Bamfield is the northern terminus of the famous West Coast Trail that traverses the southern portion of Pacific Rim National Park. The 75 km long trail runs north from Port Renfrew to Pachena Bay, five km south of Bamfield. Hikers are a common sight—fresh faced and ready to roll, or dirty and tired and seeking the nearest cold beer.
What to do in Bamfield
Bamfield Marine Science Center
A popular East Bamfield attraction is the Bamfield Marine Sciences Centre, a marine teaching and research centre dedicated to coastal and marine field research for a number of university degree programs. Visitors can join tours that include both indoor exploration and outdoor excursions on field trips ranging from rainforest walks to beach interpretation walks and underwater mysteries of the deep.

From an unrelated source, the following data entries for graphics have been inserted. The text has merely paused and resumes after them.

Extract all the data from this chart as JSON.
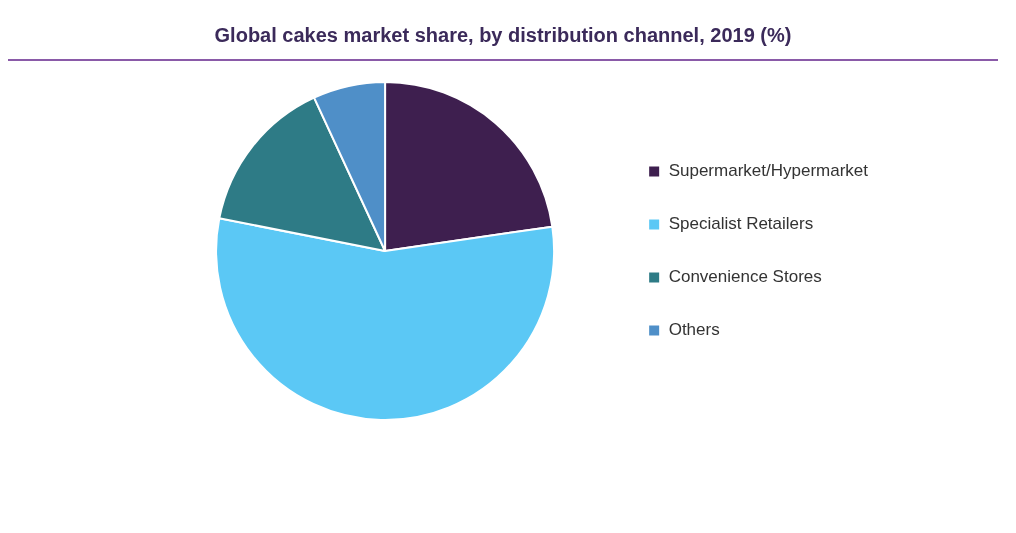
{
  "chart_data": {
    "type": "pie",
    "title": "Global cakes market share, by distribution channel, 2019 (%)",
    "categories": [
      "Supermarket/Hypermarket",
      "Specialist Retailers",
      "Convenience Stores",
      "Others"
    ],
    "values": [
      22.7,
      55.4,
      15.0,
      6.9
    ],
    "colors": [
      "#3e1f4f",
      "#5bc8f5",
      "#2e7b86",
      "#4f8fc8"
    ],
    "legend": "right"
  }
}
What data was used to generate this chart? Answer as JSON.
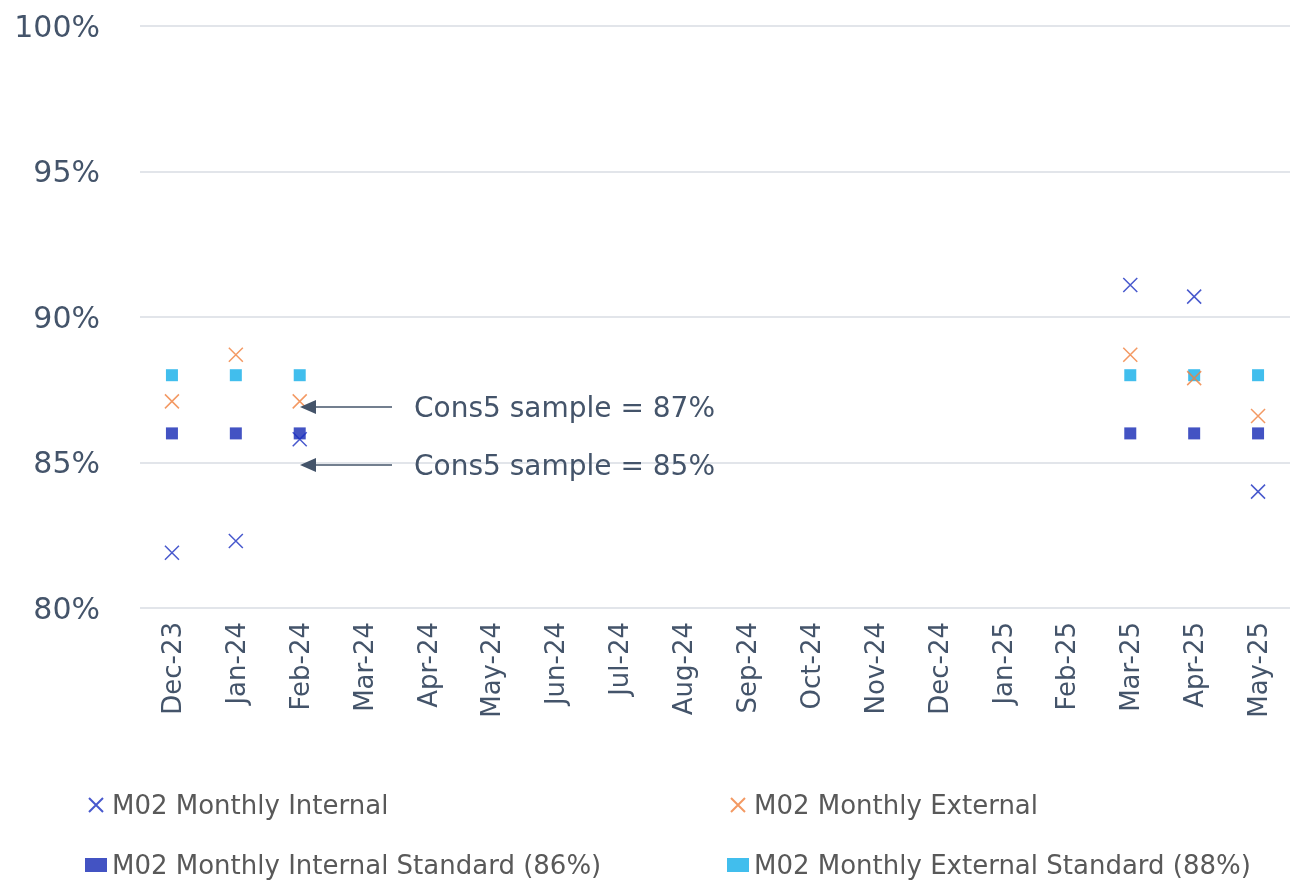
{
  "chart_data": {
    "type": "scatter",
    "categories": [
      "Dec-23",
      "Jan-24",
      "Feb-24",
      "Mar-24",
      "Apr-24",
      "May-24",
      "Jun-24",
      "Jul-24",
      "Aug-24",
      "Sep-24",
      "Oct-24",
      "Nov-24",
      "Dec-24",
      "Jan-25",
      "Feb-25",
      "Mar-25",
      "Apr-25",
      "May-25"
    ],
    "series": [
      {
        "name": "M02 Monthly Internal",
        "color": "#1a2fc0",
        "marker": "cross",
        "values": [
          81.9,
          82.3,
          85.8,
          null,
          null,
          null,
          null,
          null,
          null,
          null,
          null,
          null,
          null,
          null,
          null,
          91.1,
          90.7,
          84.0
        ]
      },
      {
        "name": "M02 Monthly External",
        "color": "#f07f3c",
        "marker": "cross",
        "values": [
          87.1,
          88.7,
          87.1,
          null,
          null,
          null,
          null,
          null,
          null,
          null,
          null,
          null,
          null,
          null,
          null,
          88.7,
          87.9,
          86.6
        ]
      },
      {
        "name": "M02 Monthly Internal Standard (86%)",
        "color": "#1428b4",
        "marker": "square",
        "values": [
          86,
          86,
          86,
          null,
          null,
          null,
          null,
          null,
          null,
          null,
          null,
          null,
          null,
          null,
          null,
          86,
          86,
          86
        ]
      },
      {
        "name": "M02 Monthly External Standard (88%)",
        "color": "#12aee8",
        "marker": "square",
        "values": [
          88,
          88,
          88,
          null,
          null,
          null,
          null,
          null,
          null,
          null,
          null,
          null,
          null,
          null,
          null,
          88,
          88,
          88
        ]
      }
    ],
    "ylim": [
      80,
      100
    ],
    "yticks": [
      {
        "value": 80,
        "label": "80%"
      },
      {
        "value": 85,
        "label": "85%"
      },
      {
        "value": 90,
        "label": "90%"
      },
      {
        "value": 95,
        "label": "95%"
      },
      {
        "value": 100,
        "label": "100%"
      }
    ],
    "grid": "y",
    "legend": "bottom",
    "annotations": [
      "Cons5 sample = 87%",
      "Cons5 sample = 85%"
    ]
  }
}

Beaches and swimming in the Bamfield area
While you are in West Bamfield, take a walk to Brady’s Beach — a twenty minute stroll along a trail that is well worth the effort. The smooth sand beach is perfect for swimming or summer lounging, and the scenery is spectacular with towering sea stacks and views across to the Deer Group islands. Other beaches such as Keeha are equally striking but are harder to get to, involving several hours of gnarly trails that can be muddy and slippery.
A half hour drive back towards Port Alberni, and just past the 54 km signpost, brings you to Sarita Falls. A short walk into three grand falls, plus splendid swimming holes is worth the trip. Getting there can be a bit tricky, so ask a local for directions before you go.

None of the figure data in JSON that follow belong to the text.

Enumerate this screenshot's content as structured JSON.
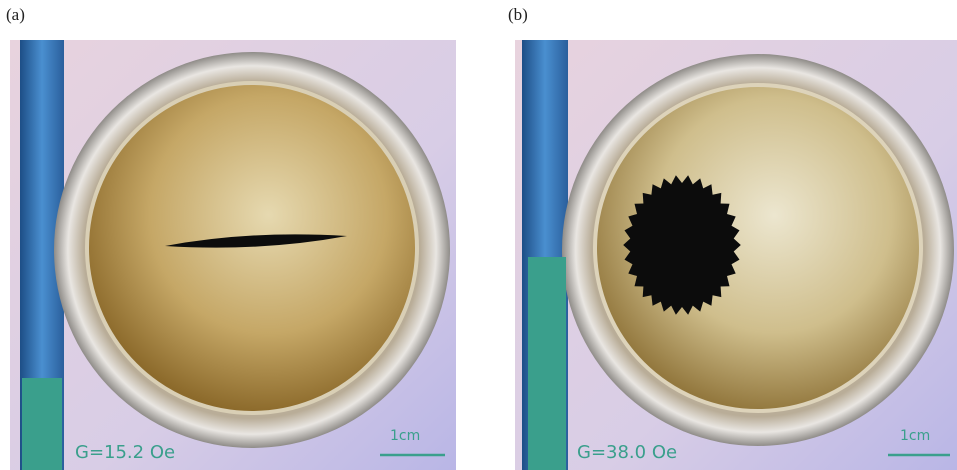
{
  "panels": [
    {
      "label": "(a)",
      "field": "G=15.2 Oe",
      "scale": "1cm"
    },
    {
      "label": "(b)",
      "field": "G=38.0 Oe",
      "scale": "1cm"
    }
  ]
}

Hiking in the Bamfield area
One other day trip of note is a combination day hike on the West Coast Trail and a trip to Pachena Bay. The hike along the headlands from the trailhead at Pachena Bay to Pachena Lighthouse is picturesque, moving along steep headlands with views of the water as well as beautiful interior old growth rainforests of large cedar, spruce and fir. This section is relatively easy walking, plus you get a bonus of experiencing climbs up a few of the ladders that help make the WCT famous.
Other activities in Bamfield
If you don’t mind digging a little deeper, there’s a lot more to uncover in Bamfield including a thriving local artist scene on display at the Netloft Gallery in West Bamfield, plus other locations throughout the community. If you are looking for anything, just ask a local. They are happy to oblige.